2020-11-18 08:38
Eliza Hittman's Never Rarely Sometimes Always, which I watched last night, was a much more successful movie than her It Felt Like Love (which I watched last month). To say I "enjoyed" it is probably an overstatement as it is a really downbeat movie. The basic plot is about a 17 year old girl in Pennsylvania who finds out she is pregnant and travels with her friend/cousin to New York City to get an abortion because in PA she'd have to get a parent's consent. Not a plot that screams light hearted or fun, but also Hittman does not play it for excessive drama. It's sad and moving without feeling like it's relentlessly grim. As a whole it felt very real, almost documentary. There are no surprising turns of events; there are no plot twists. What makes it such a slow horror to watch is the reality of the situation the girl has been put in by our misogynistic Christian society, from the way her dad and the boy (who we must assume is the father, though at no point is it made explicit in any way) use the word "slut", to the way the woman at the PA clinic the girl goes to has her watch an anti-abortion video and tells her how she'll feel completely different when she's actually holding the baby, to the protesters outside the clinic in NYC; and the oblivious young man who basically exchanges money for a date and some time making out with the girl's friend. All of the little violences are so blasé and normal and it makes it all the more horrible than if there were scenes of explicit physical/sexual violence (there are none).

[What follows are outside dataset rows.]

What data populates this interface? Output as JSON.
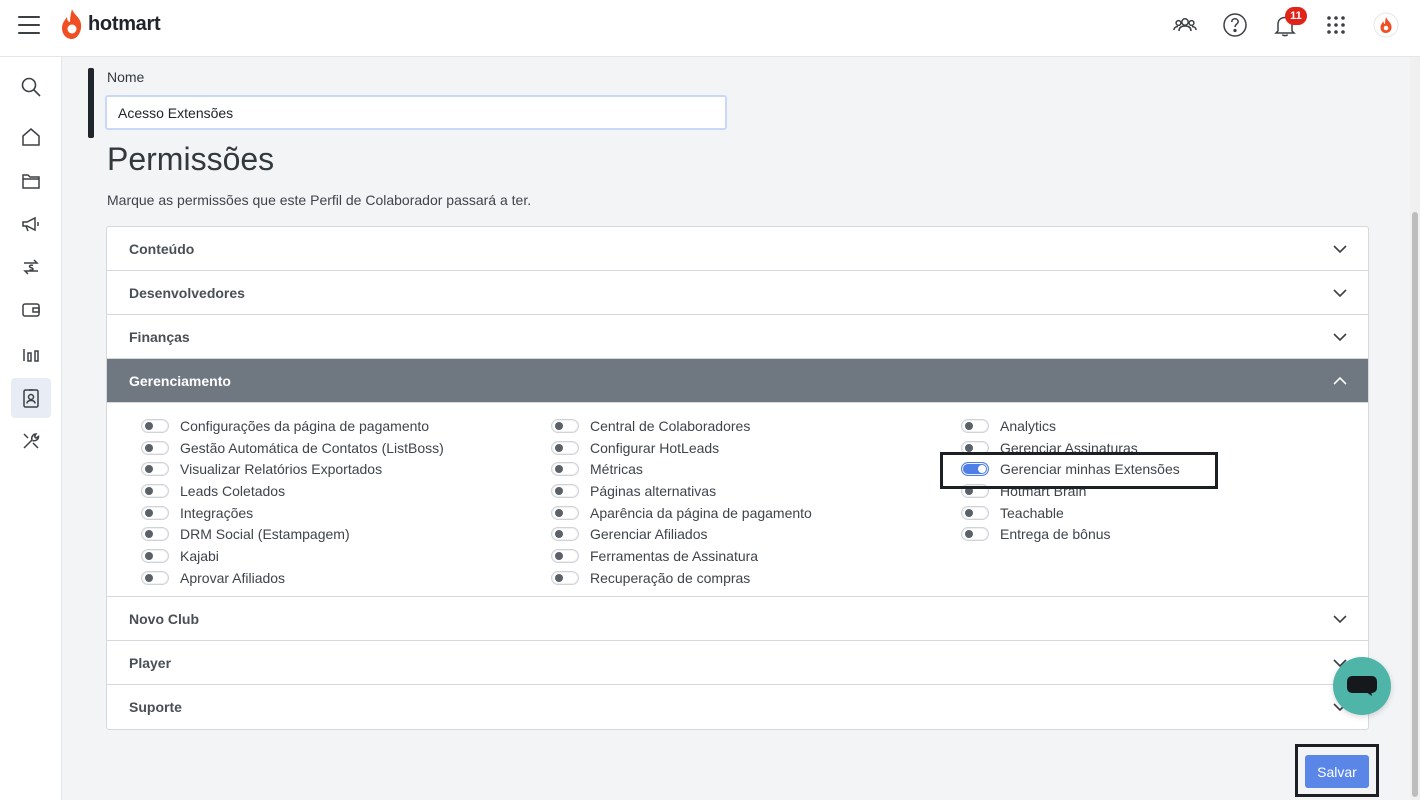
{
  "brand": {
    "name": "hotmart",
    "accent": "#f04e23"
  },
  "topbar": {
    "icons": [
      "users-icon",
      "help-icon",
      "bell-icon",
      "apps-grid-icon",
      "profile-avatar-icon"
    ],
    "notifications_count": "11"
  },
  "sidebar": {
    "items": [
      "search-icon",
      "home-icon",
      "folder-icon",
      "megaphone-icon",
      "money-transfer-icon",
      "wallet-icon",
      "analytics-icon",
      "collaborator-badge-icon",
      "tools-icon"
    ],
    "active": "collaborator-badge-icon"
  },
  "form": {
    "name_label": "Nome",
    "name_value": "Acesso Extensões"
  },
  "permissions": {
    "title": "Permissões",
    "description": "Marque as permissões que este Perfil de Colaborador passará a ter.",
    "sections": [
      {
        "label": "Conteúdo",
        "open": false
      },
      {
        "label": "Desenvolvedores",
        "open": false
      },
      {
        "label": "Finanças",
        "open": false
      },
      {
        "label": "Gerenciamento",
        "open": true
      },
      {
        "label": "Novo Club",
        "open": false
      },
      {
        "label": "Player",
        "open": false
      },
      {
        "label": "Suporte",
        "open": false
      }
    ],
    "gerenciamento_columns": [
      [
        {
          "label": "Configurações da página de pagamento",
          "on": false
        },
        {
          "label": "Gestão Automática de Contatos (ListBoss)",
          "on": false
        },
        {
          "label": "Visualizar Relatórios Exportados",
          "on": false
        },
        {
          "label": "Leads Coletados",
          "on": false
        },
        {
          "label": "Integrações",
          "on": false
        },
        {
          "label": "DRM Social (Estampagem)",
          "on": false
        },
        {
          "label": "Kajabi",
          "on": false
        },
        {
          "label": "Aprovar Afiliados",
          "on": false
        }
      ],
      [
        {
          "label": "Central de Colaboradores",
          "on": false
        },
        {
          "label": "Configurar HotLeads",
          "on": false
        },
        {
          "label": "Métricas",
          "on": false
        },
        {
          "label": "Páginas alternativas",
          "on": false
        },
        {
          "label": "Aparência da página de pagamento",
          "on": false
        },
        {
          "label": "Gerenciar Afiliados",
          "on": false
        },
        {
          "label": "Ferramentas de Assinatura",
          "on": false
        },
        {
          "label": "Recuperação de compras",
          "on": false
        }
      ],
      [
        {
          "label": "Analytics",
          "on": false
        },
        {
          "label": "Gerenciar Assinaturas",
          "on": false
        },
        {
          "label": "Gerenciar minhas Extensões",
          "on": true
        },
        {
          "label": "Hotmart Brain",
          "on": false
        },
        {
          "label": "Teachable",
          "on": false
        },
        {
          "label": "Entrega de bônus",
          "on": false
        }
      ]
    ]
  },
  "actions": {
    "save_label": "Salvar"
  },
  "colors": {
    "toggle_on": "#4f7fe6",
    "section_open_bg": "#6f7781",
    "save_button": "#5a86e8",
    "chat_button": "#4fb5a8",
    "badge": "#e0241a"
  }
}
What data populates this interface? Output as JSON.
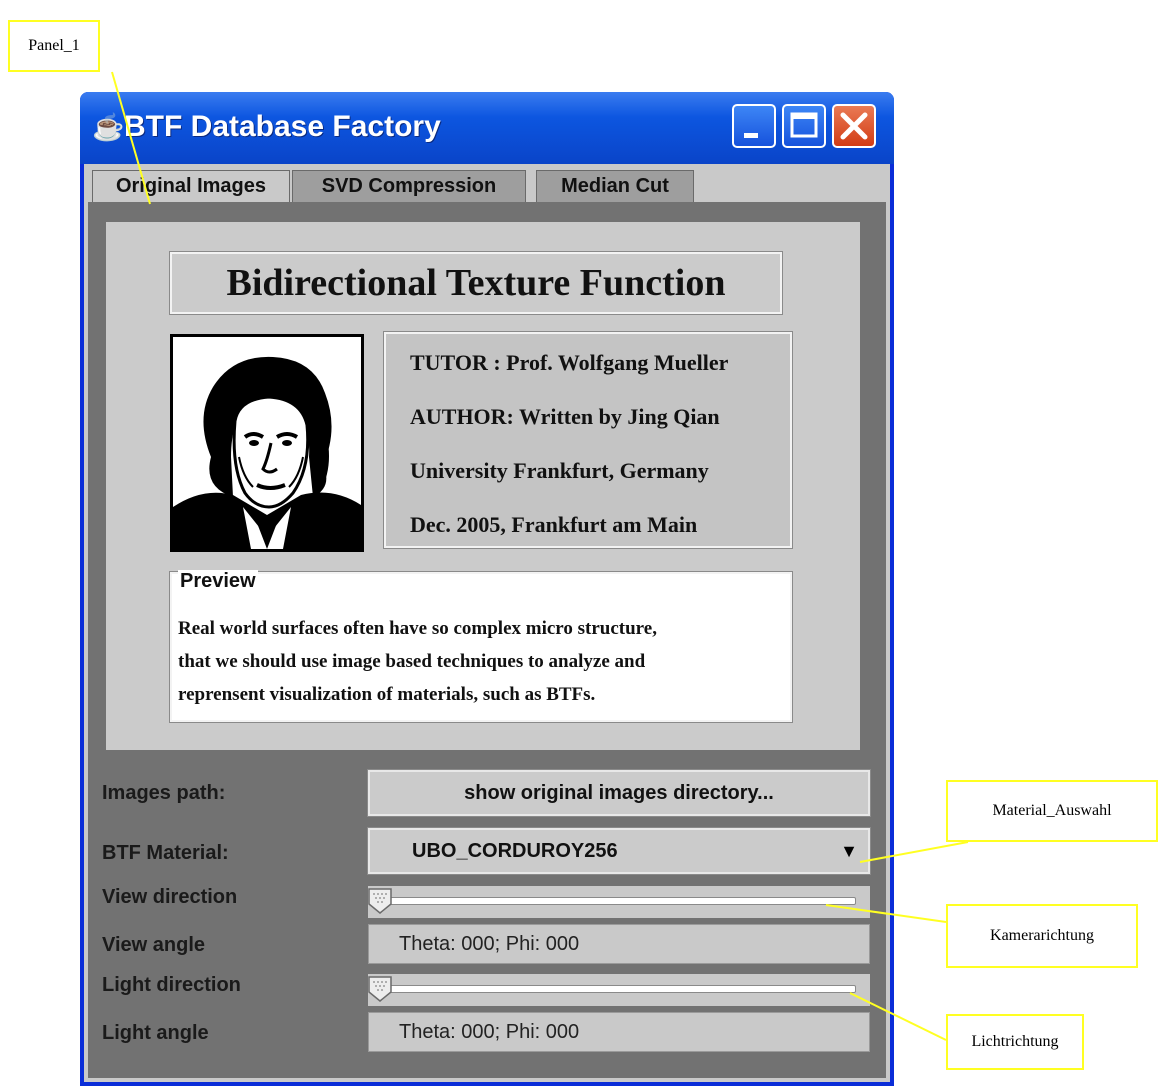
{
  "callouts": {
    "panel": "Panel_1",
    "material": "Material_Auswahl",
    "camera": "Kamerarichtung",
    "light": "Lichtrichtung"
  },
  "window": {
    "title": "BTF Database Factory",
    "icon": "java-cup-icon"
  },
  "tabs": [
    {
      "label": "Original Images",
      "active": true
    },
    {
      "label": "SVD Compression",
      "active": false
    },
    {
      "label": "Median Cut",
      "active": false
    }
  ],
  "panel": {
    "heading": "Bidirectional Texture Function",
    "portrait_icon": "goethe-portrait-icon",
    "info": [
      "TUTOR : Prof. Wolfgang Mueller",
      "AUTHOR: Written by Jing Qian",
      "University Frankfurt, Germany",
      "Dec. 2005, Frankfurt am Main"
    ],
    "preview": {
      "legend": "Preview",
      "lines": [
        "Real world surfaces often have so complex micro structure,",
        "that we should use image based techniques to analyze and",
        "reprensent visualization of materials, such as BTFs."
      ]
    }
  },
  "controls": {
    "images_path_label": "Images path:",
    "images_path_button": "show original images directory...",
    "material_label": "BTF Material:",
    "material_value": "UBO_CORDUROY256",
    "view_direction_label": "View direction",
    "view_direction_value": 0,
    "view_angle_label": "View angle",
    "view_angle_value": "Theta: 000; Phi: 000",
    "light_direction_label": "Light direction",
    "light_direction_value": 0,
    "light_angle_label": "Light angle",
    "light_angle_value": "Theta: 000; Phi: 000"
  },
  "colors": {
    "titlebar": "#0a44c8",
    "panel_bg": "#727272",
    "callout_border": "#ffff22"
  }
}
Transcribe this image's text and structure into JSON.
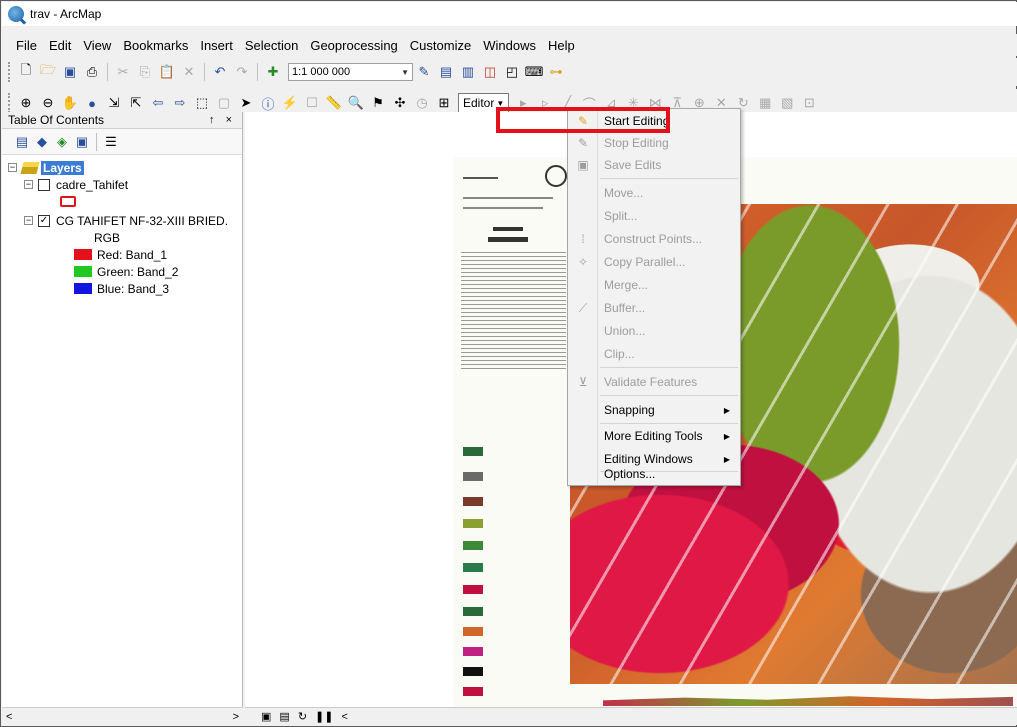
{
  "window": {
    "title": "trav - ArcMap"
  },
  "menubar": {
    "items": [
      "File",
      "Edit",
      "View",
      "Bookmarks",
      "Insert",
      "Selection",
      "Geoprocessing",
      "Customize",
      "Windows",
      "Help"
    ]
  },
  "toolbar": {
    "scale": "1:1 000 000",
    "editor_label": "Editor"
  },
  "toc": {
    "title": "Table Of Contents",
    "header_controls": "↑ ×",
    "root": "Layers",
    "layer1": "cadre_Tahifet",
    "layer2": "CG TAHIFET NF-32-XIII BRIED.",
    "layer2_sub": "RGB",
    "bands": [
      {
        "label": "Red:  Band_1",
        "color": "#e4111b"
      },
      {
        "label": "Green: Band_2",
        "color": "#22c822"
      },
      {
        "label": "Blue:  Band_3",
        "color": "#1414e0"
      }
    ]
  },
  "editor_menu": {
    "items": [
      {
        "label": "Start Editing",
        "enabled": true,
        "icon": "pencil-icon"
      },
      {
        "label": "Stop Editing",
        "enabled": false,
        "icon": "stop-edit-icon"
      },
      {
        "label": "Save Edits",
        "enabled": false,
        "icon": "save-icon"
      },
      {
        "label": "Move...",
        "enabled": false
      },
      {
        "label": "Split...",
        "enabled": false
      },
      {
        "label": "Construct Points...",
        "enabled": false,
        "icon": "construct-points-icon"
      },
      {
        "label": "Copy Parallel...",
        "enabled": false,
        "icon": "copy-parallel-icon"
      },
      {
        "label": "Merge...",
        "enabled": false
      },
      {
        "label": "Buffer...",
        "enabled": false,
        "icon": "buffer-icon"
      },
      {
        "label": "Union...",
        "enabled": false
      },
      {
        "label": "Clip...",
        "enabled": false
      },
      {
        "label": "Validate Features",
        "enabled": false,
        "icon": "validate-icon"
      },
      {
        "label": "Snapping",
        "enabled": true,
        "submenu": true
      },
      {
        "label": "More Editing Tools",
        "enabled": true,
        "submenu": true
      },
      {
        "label": "Editing Windows",
        "enabled": true,
        "submenu": true
      },
      {
        "label": "Options...",
        "enabled": true
      }
    ]
  },
  "colors": {
    "highlight": "#e4111b",
    "selection": "#3a7bd5"
  }
}
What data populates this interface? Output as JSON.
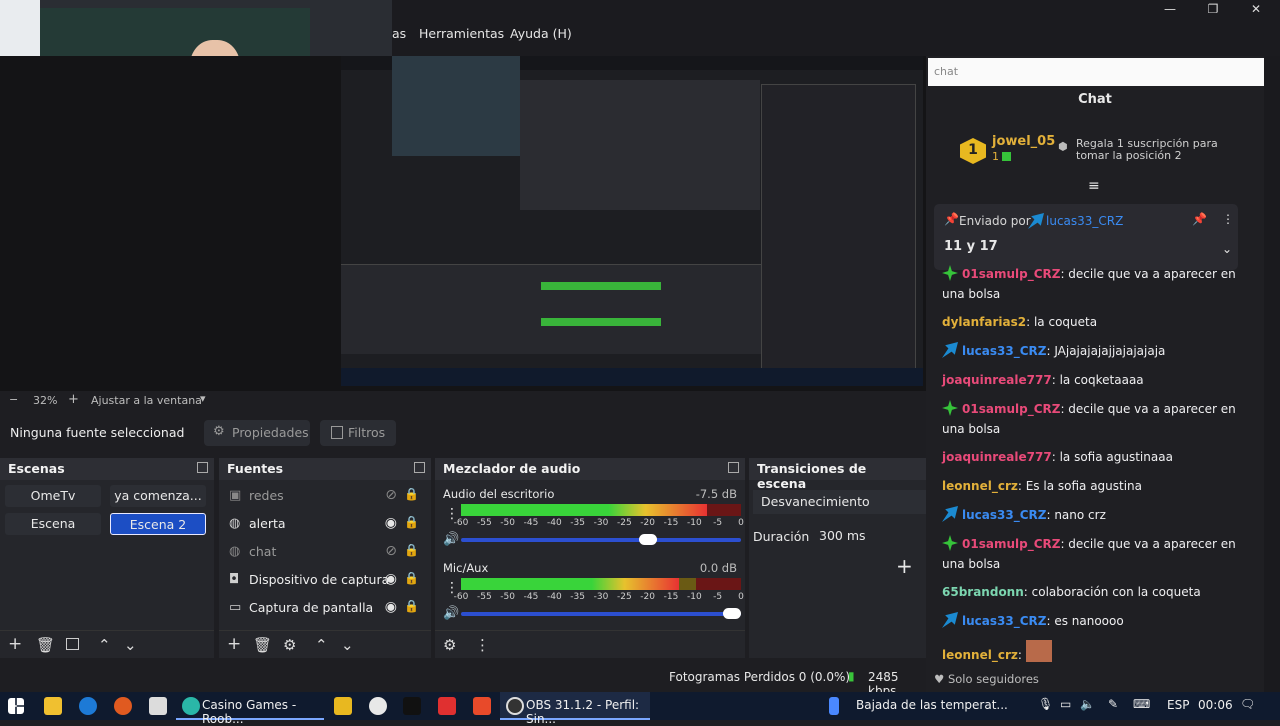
{
  "menu": {
    "item_partial": "as",
    "tools": "Herramientas",
    "help": "Ayuda (H)"
  },
  "window_controls": {
    "minimize": "—",
    "maximize": "❐",
    "close": "✕"
  },
  "preview": {
    "zoom": "32%",
    "fit": "Ajustar a la ventana"
  },
  "source_bar": {
    "selected": "Ninguna fuente seleccionad",
    "properties": "Propiedades",
    "filters": "Filtros"
  },
  "scenes": {
    "title": "Escenas",
    "items": [
      {
        "label": "OmeTv",
        "selected": false
      },
      {
        "label": "ya comenza...",
        "selected": false
      },
      {
        "label": "Escena",
        "selected": false
      },
      {
        "label": "Escena 2",
        "selected": true
      }
    ]
  },
  "sources": {
    "title": "Fuentes",
    "items": [
      {
        "label": "redes",
        "icon": "browser-icon",
        "visible": false
      },
      {
        "label": "alerta",
        "icon": "globe-icon",
        "visible": true
      },
      {
        "label": "chat",
        "icon": "globe-icon",
        "visible": false
      },
      {
        "label": "Dispositivo de captura",
        "icon": "camera-icon",
        "visible": true
      },
      {
        "label": "Captura de pantalla",
        "icon": "monitor-icon",
        "visible": true
      }
    ]
  },
  "mixer": {
    "title": "Mezclador de audio",
    "ticks": [
      "-60",
      "-55",
      "-50",
      "-45",
      "-40",
      "-35",
      "-30",
      "-25",
      "-20",
      "-15",
      "-10",
      "-5",
      "0"
    ],
    "channels": [
      {
        "label": "Audio del escritorio",
        "db": "-7.5 dB",
        "level": 0.88,
        "volume": 0.7
      },
      {
        "label": "Mic/Aux",
        "db": "0.0 dB",
        "level": 0.78,
        "volume": 1.0
      }
    ]
  },
  "transitions": {
    "title": "Transiciones de escena",
    "type": "Desvanecimiento",
    "duration_label": "Duración",
    "duration": "300 ms"
  },
  "status": {
    "frames": "Fotogramas Perdidos 0 (0.0%)",
    "kbps": "2485 kbps"
  },
  "chat": {
    "search_placeholder": "chat",
    "title": "Chat",
    "gift": {
      "rank": "1",
      "user": "jowel_05",
      "count": "1",
      "text": "Regala 1 suscripción para tomar la posición 2"
    },
    "pinned": {
      "sent_by": "Enviado por",
      "user": "lucas33_CRZ",
      "text": "11 y 17"
    },
    "messages": [
      {
        "user": "01samulp_CRZ",
        "text": "decile que va a aparecer en una bolsa",
        "color": "#e84a79",
        "badge": "sub"
      },
      {
        "user": "dylanfarias2",
        "text": "la coqueta",
        "color": "#e2b03a",
        "badge": ""
      },
      {
        "user": "lucas33_CRZ",
        "text": "JAjajajajajjajajajaja",
        "color": "#3a8bf2",
        "badge": "prime"
      },
      {
        "user": "joaquinreale777",
        "text": "la coqketaaaa",
        "color": "#e84a79",
        "badge": ""
      },
      {
        "user": "01samulp_CRZ",
        "text": "decile que va a aparecer en una bolsa",
        "color": "#e84a79",
        "badge": "sub"
      },
      {
        "user": "joaquinreale777",
        "text": "la sofia agustinaaa",
        "color": "#e84a79",
        "badge": ""
      },
      {
        "user": "leonnel_crz",
        "text": "Es la sofia agustina",
        "color": "#e2b03a",
        "badge": ""
      },
      {
        "user": "lucas33_CRZ",
        "text": "nano crz",
        "color": "#3a8bf2",
        "badge": "prime"
      },
      {
        "user": "01samulp_CRZ",
        "text": "decile que va a aparecer en una bolsa",
        "color": "#e84a79",
        "badge": "sub"
      },
      {
        "user": "65brandonn",
        "text": "colaboración con la coqueta",
        "color": "#7cd6b0",
        "badge": ""
      },
      {
        "user": "lucas33_CRZ",
        "text": "es nanoooo",
        "color": "#3a8bf2",
        "badge": "prime"
      },
      {
        "user": "leonnel_crz",
        "text": "",
        "color": "#e2b03a",
        "badge": ""
      }
    ],
    "footer": "Solo seguidores"
  },
  "taskbar": {
    "apps": [
      {
        "label": "Casino Games - Roob..."
      },
      {
        "label": "OBS 31.1.2 - Perfil: Sin..."
      }
    ],
    "news": "Bajada de las temperat...",
    "lang": "ESP",
    "time": "00:06"
  }
}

Like her previous film, though to a lesser degree, the film is shot with lots of close ups, particular the faces of the two girls. Everything is closed in, you rarely see full bodies or full views of the background. NYC is almost all indoors, stations and clinics and dingy mall-like restaurants and such. The depth of field is quite narrow throughout, focused faces and blurred backgrounds, it makes it all very internal. The color is also overwhelmingly yellow which adds a jaundiced sickness to the whole thing. Really powerful movie, definitely not an easy one to recommend though.